Pare opportuno, quindi, richiamare che, in base alla normativa vigente, l’iter della definizione
dell’orario settimanale è il seguente:
•delibera del Consiglio di Istituto sull’orario settimanale delle lezioni e sull’orario di inizio
e di fine delle lezioni giornaliere, tenuto conto delle necessità organizzative interne ed
esterne (come ad esempio i trasporti ed il servizio mensa, ove esistente, esperite tutte
le possibili azioni di coordinamento con gli Enti e le Società locali)
•delibera del Collegio Docenti sui criteri didattici di formulazione dell’orario, esplicitati
anche nel POF, e della durata dell’unità di lezione all’interno del quadro definito dal
Consiglio di Istituto
•adozione da parte del capo di istituto, all’interno delle operazioni afferenti alla
complessiva gestione dell’istituzione scolastica di sua competenza, dell’orario scolastico
comprensivo della definizione delle modalità dell’eventuale recupero del tempo scuola
per gli alunni e del tempo lavoro per i docenti.
Criterio principale, stante il compito istituzionale del servizio scolastico, non può che essere
quello di un impianto funzionale per realizzare le migliori condizioni possibili per un
apprendimento efficace ed efficiente da parte degli studenti.

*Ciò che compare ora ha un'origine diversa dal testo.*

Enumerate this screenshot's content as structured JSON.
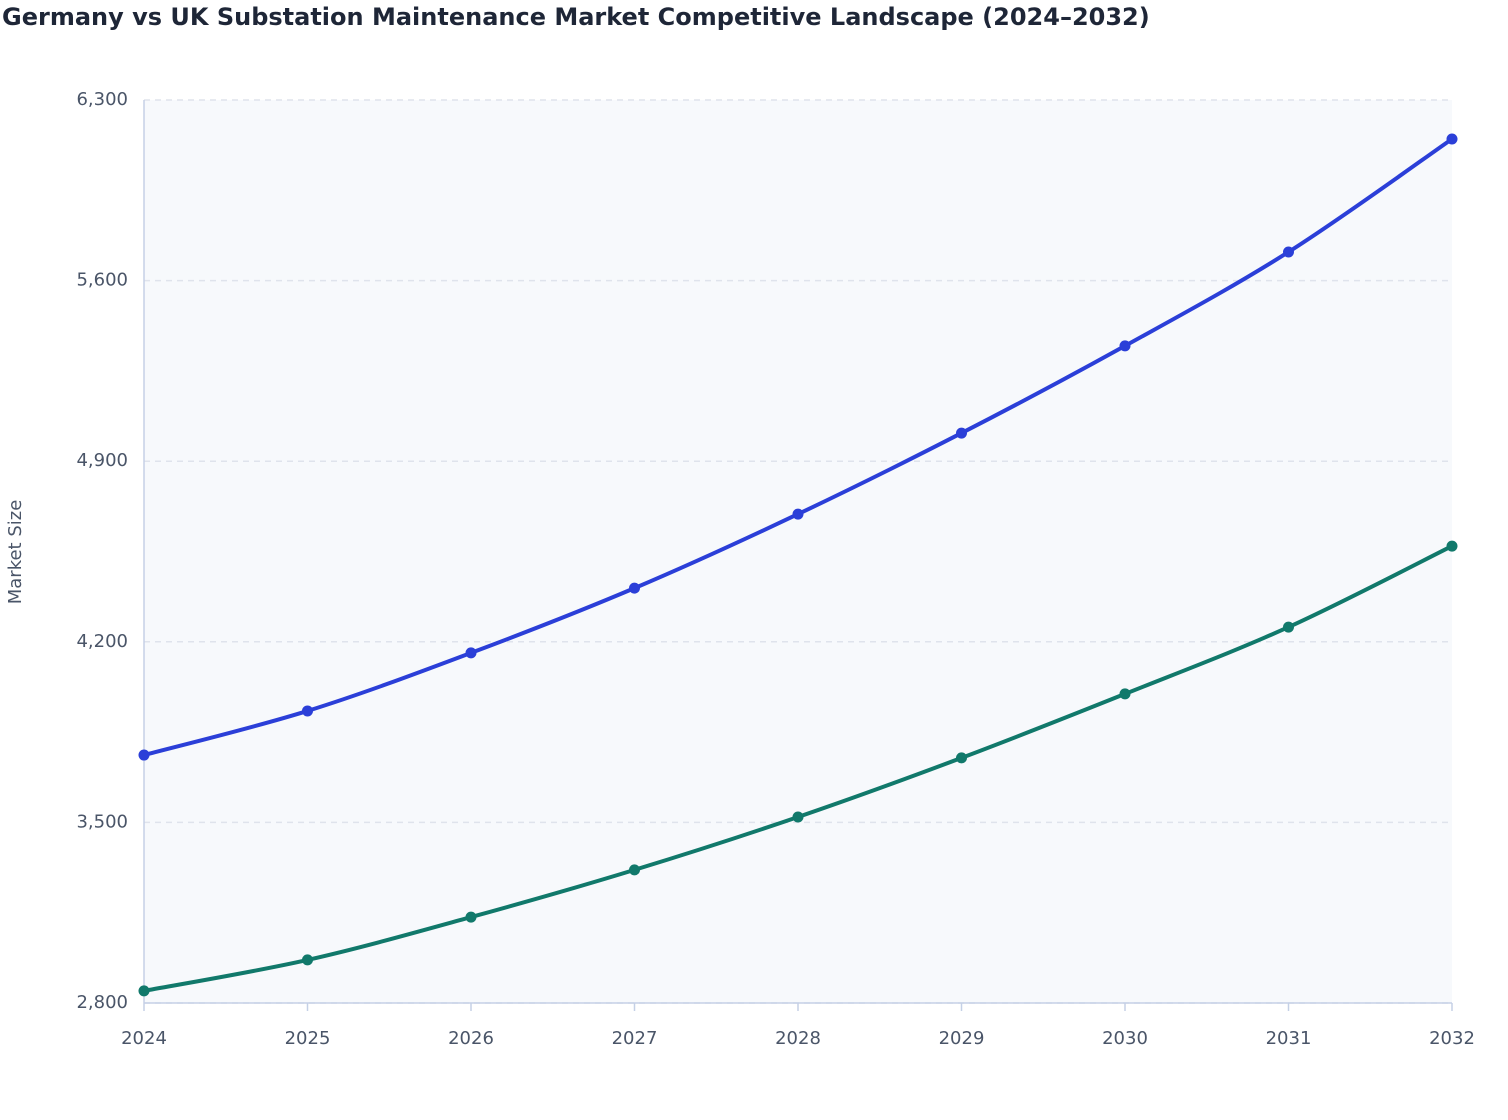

Come già esplicitato nelle circolari di questa Direzione del 30 marzo 2010 relativa
allecontrazioni dell’orario scolastico e del 9 giugno 2010 relativa al calendario scolastico,
costituisce vincolo insuperabile il monte ore annuo del piano di studi destinato alle
aree esperenziali, gruppi disciplinari/discipline. Poiché la formulazione attuale degli
ordinamenti vigenti è diversa, per monte orario annuo dei piani di studio si intende quello già
presente oppure quello settimanale moltiplicato per 33 settimane. In entrambi i casi, da
sempre e quindi a prescindere dalla riforma delle scuole superiori, l’unità di riferimento è l’ora
(pertanto pari a 60 minuti). La formulazione dell’orario settimanale è basata su scelta sia
dell’articolazione delle lezioni/attività (in modo che ci sia una distribuzione giornaliera più
perequata possibile), sia dalla durata dell’unità di lezione.
Dal dibattito riferito dalla stampa parrebbe non essere ancora consolidata la concezione che
attengono all’autonomia della scuola sia la scelta dell’offerta formativa curricolare sia la durata
della singola lezione.
Tutto ciò, fermo restando che l’adozione nell’ambito dell’offerta formativa, di unità di
insegnamento non coincidenti con l’unità oraria non può ridurre l’orario obbligatorio annuale
(definito in base al monte orario annuale ed all’applicazione delle quote di autonomia) attuato
nel calendario scolastico con la previsione del recupero anche delle eventuali residue frazioni di
tempo.
Rimane aperto lo spazio importante di ricerca educativa ed organizzativa relativo allo studio di
forme di didattica modulare, non basate su scansione settimanale, con possibilità di
concentrazione di alcune attività che richiedono intensità d’apprendimento o svolgimento
extra-scolastico. A tal proposito si ricorda che in base al C.C.N.L. del Comparto Scuola
l’orario d’insegnamento, anche in riferimento al completamento dell’orario
obbligatorio, può essere articolato sulla base della pianificazione annuale delle
attività e nelle forme previste dai vigenti ordinamenti, in maniera flessibile su base
plurisettimanale in misura, di norma, non eccedente le quattro ore.